Oscar Kimzey

1. Verticle angles formed by two intersecting lines.

The verticle angles are in the picture frame. They are all Xs, and any X-like shape is a verticle angle formed by two intersecting lines.

2. An acute angle.

All acute angles are less than 90 degrees. This angle, shown by the two poles, is definitely not right, nor is it larger than right (obtuse). Therefore, it must be acute.

3. A right angle.

The right angle is in the turquoise corner where the wall and celing meet. It is right because it forms a 90 degree angle (the definition of a right angle) and forms the corner of a rectangular wall, whose angles are always 90 degrees.

4. An obtuse angle.

The angle is in the shadow of the chair that I am pointing at. This angle is obtuse because it shows an angle that is larger than a right angle, and any angle that is larger than a right angle and smaller than a straight line/angle is obtuse. The measure must be above 90 degrees and under 180 degrees.

5. A linear pair.

Linear pairs are two supplementary adjacent angles formed by two intersecting lines. This is a linear pair because supplementary means two angles that come together to form 180 degrees (a straight line). The two angles in this picture do that. The angles should also be attatched on one line, which they are.

6. Complementary adjacent angles fomed by two intersecting lines.

Complementary adjacent angles fomed by two intersecting lines are two angles that attach on one side and add up to be 90 degrees. These two angles (circled) do just that, and the line where they attach is bisecting the 90 degree angle.

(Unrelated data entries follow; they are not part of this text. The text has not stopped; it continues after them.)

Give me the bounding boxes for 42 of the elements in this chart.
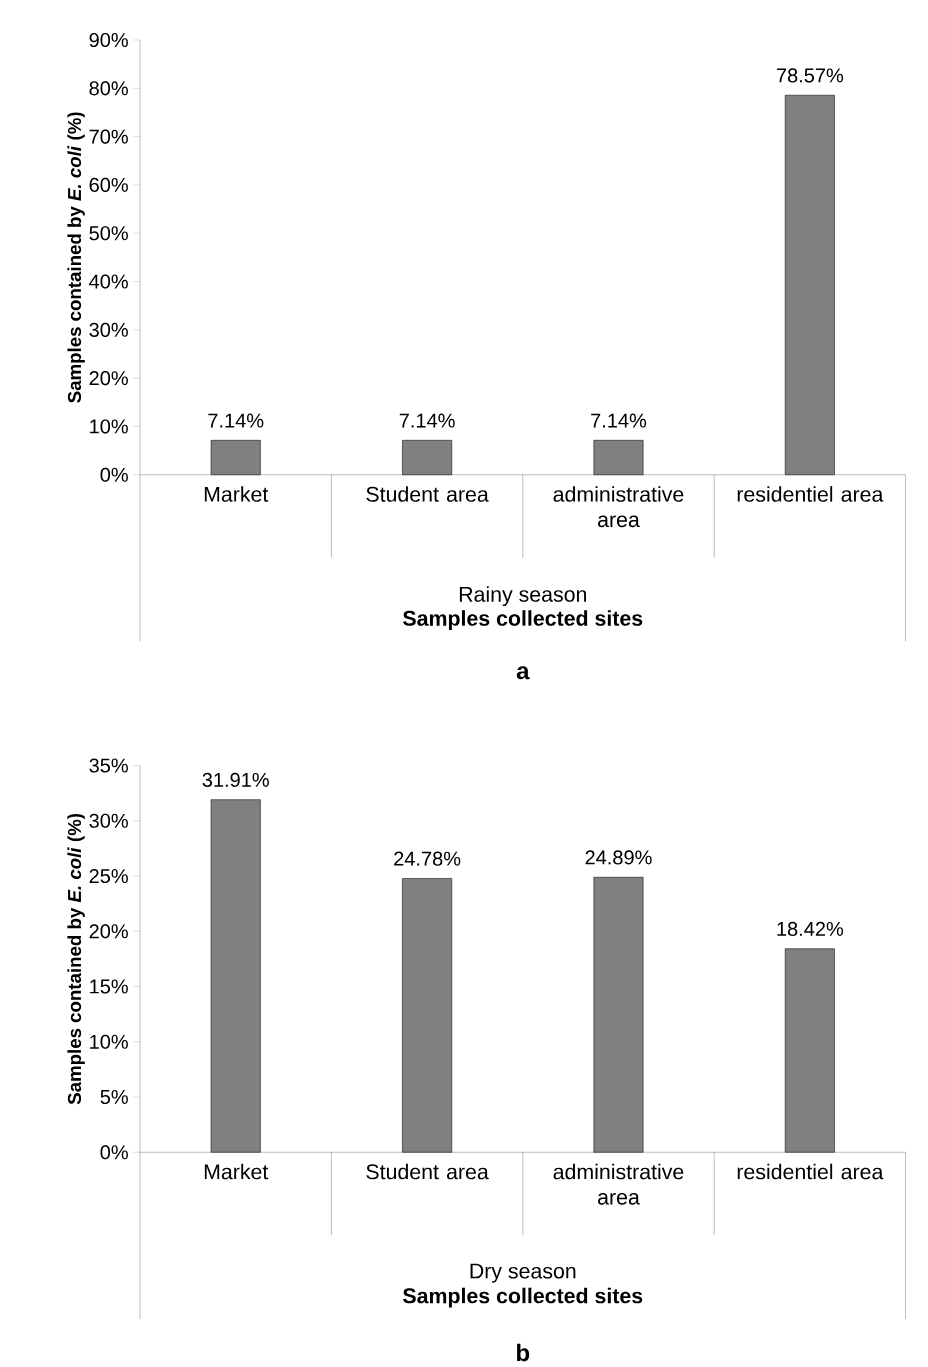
y-tick-label: 70% [89, 129, 128, 144]
x-tick-label: administrative area [553, 1163, 684, 1205]
text: Dry season [470, 1263, 576, 1283]
x-tick-label: residentiel area [737, 1163, 884, 1180]
x-tick-label: administrative area [553, 486, 684, 528]
x-axis-title: Samples collected sites [402, 610, 643, 631]
y-tick-label: 0% [100, 1145, 128, 1160]
data-label: 31.91% [202, 772, 269, 787]
data-label: 24.78% [394, 851, 461, 866]
data-label: 7.14% [208, 413, 264, 428]
y-tick-label: 10% [90, 1034, 128, 1049]
y-tick-label: 5% [100, 1090, 128, 1105]
y-tick-label: 0% [100, 467, 128, 482]
y-tick-label: 35% [89, 758, 128, 773]
x-tick-label: residentiel area [737, 486, 884, 502]
y-tick-label: 15% [90, 979, 128, 994]
x-tick-label: Student area [366, 486, 489, 502]
x-tick-label: Student area [366, 1163, 489, 1180]
y-tick-label: 30% [89, 322, 128, 337]
y-tick-label: 30% [89, 813, 128, 828]
y-tick-label: 20% [89, 371, 128, 386]
y-tick-label: 80% [89, 81, 128, 96]
text: Rainy season [459, 586, 586, 607]
y-tick-label: 40% [88, 274, 128, 289]
y-tick-label: 90% [89, 32, 128, 48]
y-tick-label: 20% [89, 924, 128, 939]
data-label: 7.14% [591, 413, 647, 428]
y-tick-label: 50% [89, 226, 128, 241]
x-axis-title: Samples collected sites [402, 1287, 643, 1308]
text: a [516, 666, 530, 680]
data-label: 18.42% [777, 921, 843, 937]
data-label: 7.14% [399, 413, 455, 428]
y-tick-label: 10% [90, 419, 128, 434]
x-tick-label: Market [204, 486, 269, 502]
text: Samples contained by E. coli (%) [67, 813, 85, 1105]
text: b [516, 1343, 530, 1362]
data-label: 24.89% [585, 850, 652, 865]
x-tick-label: Market [204, 1163, 269, 1180]
y-tick-label: 25% [89, 868, 128, 884]
y-tick-label: 60% [89, 177, 128, 193]
text: Samples contained by E. coli (%) [67, 112, 85, 403]
data-label: 78.57% [776, 68, 843, 83]
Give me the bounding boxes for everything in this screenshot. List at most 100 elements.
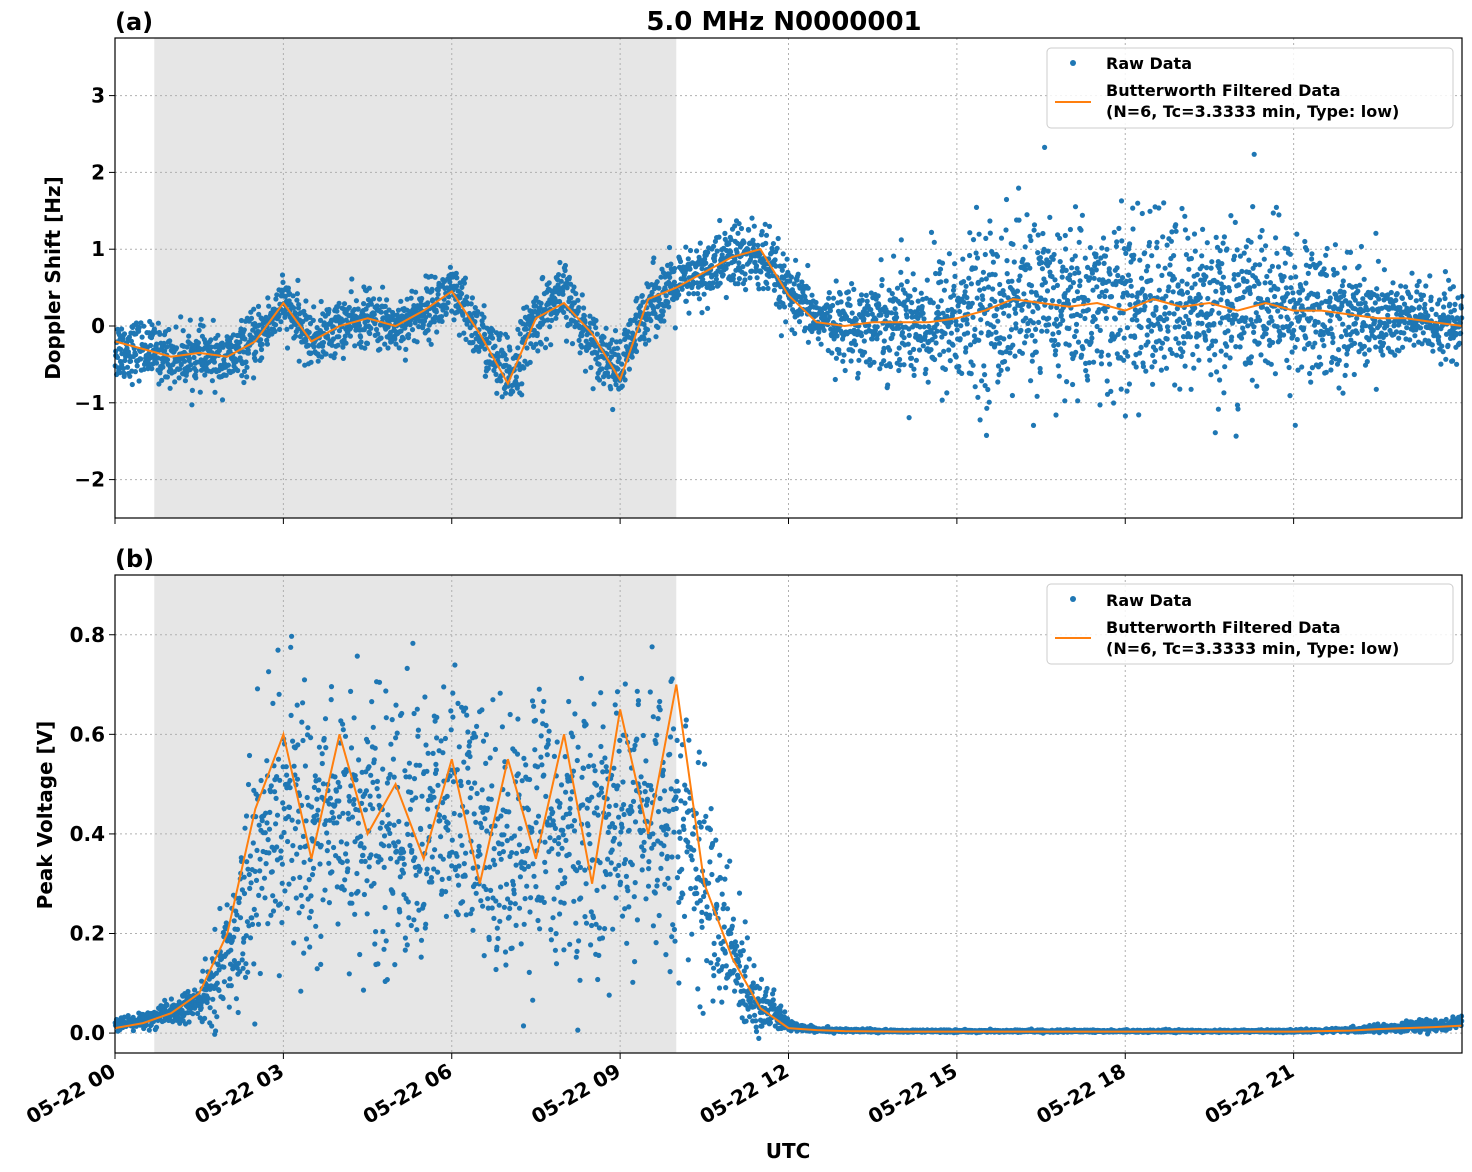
raw-data-point: [1188, 386, 1194, 392]
raw-data-point: [345, 866, 351, 872]
raw-data-point: [938, 279, 944, 285]
raw-data-point: [1207, 357, 1213, 363]
raw-data-point: [209, 378, 215, 384]
raw-data-point: [1138, 324, 1144, 331]
raw-data-point: [189, 402, 195, 408]
raw-data-point: [615, 366, 621, 372]
raw-data-point: [1216, 310, 1222, 316]
raw-data-point: [187, 367, 193, 373]
raw-data-point: [1336, 357, 1342, 363]
raw-data-point: [775, 235, 781, 242]
raw-data-point: [246, 752, 253, 759]
raw-data-point: [287, 785, 293, 791]
raw-data-point: [533, 303, 539, 309]
raw-data-point: [454, 275, 460, 281]
raw-data-point: [953, 354, 959, 360]
raw-data-point: [1393, 329, 1399, 335]
raw-data-point: [498, 378, 504, 384]
raw-data-point: [641, 321, 647, 327]
raw-data-point: [1203, 274, 1209, 280]
raw-data-point: [395, 922, 401, 928]
raw-data-point: [481, 303, 487, 309]
raw-data-point: [386, 843, 392, 849]
raw-data-point: [1416, 278, 1422, 284]
raw-data-point: [656, 285, 662, 291]
raw-data-point: [1144, 332, 1150, 338]
raw-data-point: [1152, 359, 1158, 365]
raw-data-point: [1411, 306, 1417, 312]
raw-data-point: [1212, 430, 1218, 436]
raw-data-point: [939, 397, 945, 403]
raw-data-point: [1067, 226, 1073, 233]
raw-data-point: [1399, 295, 1405, 301]
raw-data-point: [1129, 293, 1135, 299]
raw-data-point: [1051, 251, 1057, 258]
raw-data-point: [152, 329, 158, 335]
raw-data-point: [372, 941, 378, 947]
raw-data-point: [294, 291, 300, 297]
raw-data-point: [1070, 280, 1076, 286]
raw-data-point: [1179, 205, 1185, 212]
raw-data-point: [687, 247, 694, 254]
raw-data-point: [1115, 272, 1121, 279]
raw-data-point: [714, 248, 720, 254]
raw-data-point: [241, 379, 247, 386]
raw-data-point: [118, 346, 124, 352]
raw-data-point: [1429, 306, 1435, 312]
raw-data-point: [1153, 304, 1159, 310]
raw-data-point: [130, 1028, 136, 1034]
raw-data-point: [262, 895, 268, 901]
raw-data-point: [266, 303, 272, 309]
raw-data-point: [462, 275, 468, 281]
raw-data-point: [346, 304, 352, 311]
raw-data-point: [1030, 320, 1036, 326]
raw-data-point: [113, 348, 119, 354]
raw-data-point: [1019, 307, 1025, 313]
raw-data-point: [1107, 271, 1113, 277]
raw-data-point: [176, 375, 182, 381]
raw-data-point: [683, 244, 689, 250]
raw-data-point: [1308, 379, 1314, 385]
raw-data-point: [996, 340, 1003, 346]
raw-data-point: [759, 228, 765, 235]
raw-data-point: [1178, 353, 1184, 359]
raw-data-point: [781, 304, 788, 310]
raw-data-point: [1258, 352, 1264, 358]
raw-data-point: [244, 364, 250, 370]
raw-data-point: [1136, 412, 1142, 418]
raw-data-point: [424, 768, 430, 774]
raw-data-point: [354, 653, 360, 659]
raw-data-point: [245, 781, 252, 788]
raw-data-point: [1442, 269, 1448, 275]
raw-data-point: [1161, 200, 1167, 206]
raw-data-point: [485, 365, 491, 372]
raw-data-point: [632, 342, 639, 348]
raw-data-point: [291, 305, 297, 311]
raw-data-point: [380, 284, 386, 290]
raw-data-point: [1146, 239, 1153, 246]
raw-data-point: [139, 334, 145, 340]
raw-data-point: [575, 297, 581, 303]
raw-data-point: [162, 348, 168, 354]
raw-data-point: [369, 699, 375, 705]
raw-data-point: [1328, 367, 1334, 373]
raw-data-point: [219, 397, 226, 403]
raw-data-point: [1171, 276, 1177, 282]
raw-data-point: [493, 371, 499, 377]
raw-data-point: [751, 241, 757, 248]
raw-data-point: [1318, 361, 1324, 367]
raw-data-point: [1087, 245, 1093, 251]
raw-data-point: [1034, 393, 1040, 399]
raw-data-point: [576, 305, 582, 311]
raw-data-point: [198, 316, 204, 322]
raw-data-point: [951, 283, 957, 289]
panel-b: 0.00.20.40.60.805-22 00 05-22 03 05-22 06 0…: [22, 545, 1465, 1163]
raw-data-point: [779, 267, 785, 273]
raw-data-point: [576, 337, 582, 343]
raw-data-point: [141, 366, 147, 372]
raw-data-point: [1357, 282, 1363, 288]
raw-data-point: [1124, 325, 1131, 331]
raw-data-point: [995, 363, 1002, 369]
raw-data-point: [1231, 253, 1238, 259]
raw-data-point: [1132, 334, 1138, 340]
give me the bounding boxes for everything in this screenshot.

7. Parallel lines with NO transversial.

Parallel lines without a transversial must NEVER cross. The two lines on the trophy will never cross. They both go in the same direction, but a few centimeters away from each other.

8. Parallel lines with a perpendicular transversal.

Parallel lines with a perpendicular transversal form 90 degree angles and look like the letter H or the letter I. The figures in this gate look like the letter H, showing that they are parallel lines with a perpendicular transversal.

9. Parallel lines with a non-perpendicular transversal.

Parallel lines with a non-perpendicular transversal are like parallel lines with a perpendicular transversal, except the transversial is not horizontal or vertical. The section of this artwork that is circled shows an example of parallel lines with a non-perpendicular transversal.

11. Two perpendicular bisecting line segments.

When two line segments are pependicular and bisecting, they will make a + shape. The section of this bookshelf that I am pointing at is in a + shape (as is the one above it) so the two segments that form it (the horizontal and vertical lines) are perpendicular and bisecting.

10. Two non-perpendicular, non-bisecting, intersecting line segments.

Two non-perpendicular, non-bisecting, intersecting line segments are essentially an acute or obtuse angle. My cat's ear is an acute (get it - a cute?) angle. Therefore, it is a pair of non-perpendicular, non-bisecting, intersecting line segments.

12. Two non-perpendicular, bisecting line segments.

An example of two non-perpendicular, bisecting line segments is an acute or obtuse angle that is bisected by a line, line segment, or ray. The chicken's foot in this picture is an acute angle that is bisected by a ray. If that is true, then it must be an example of two non-perpendicular, bisecting line segments.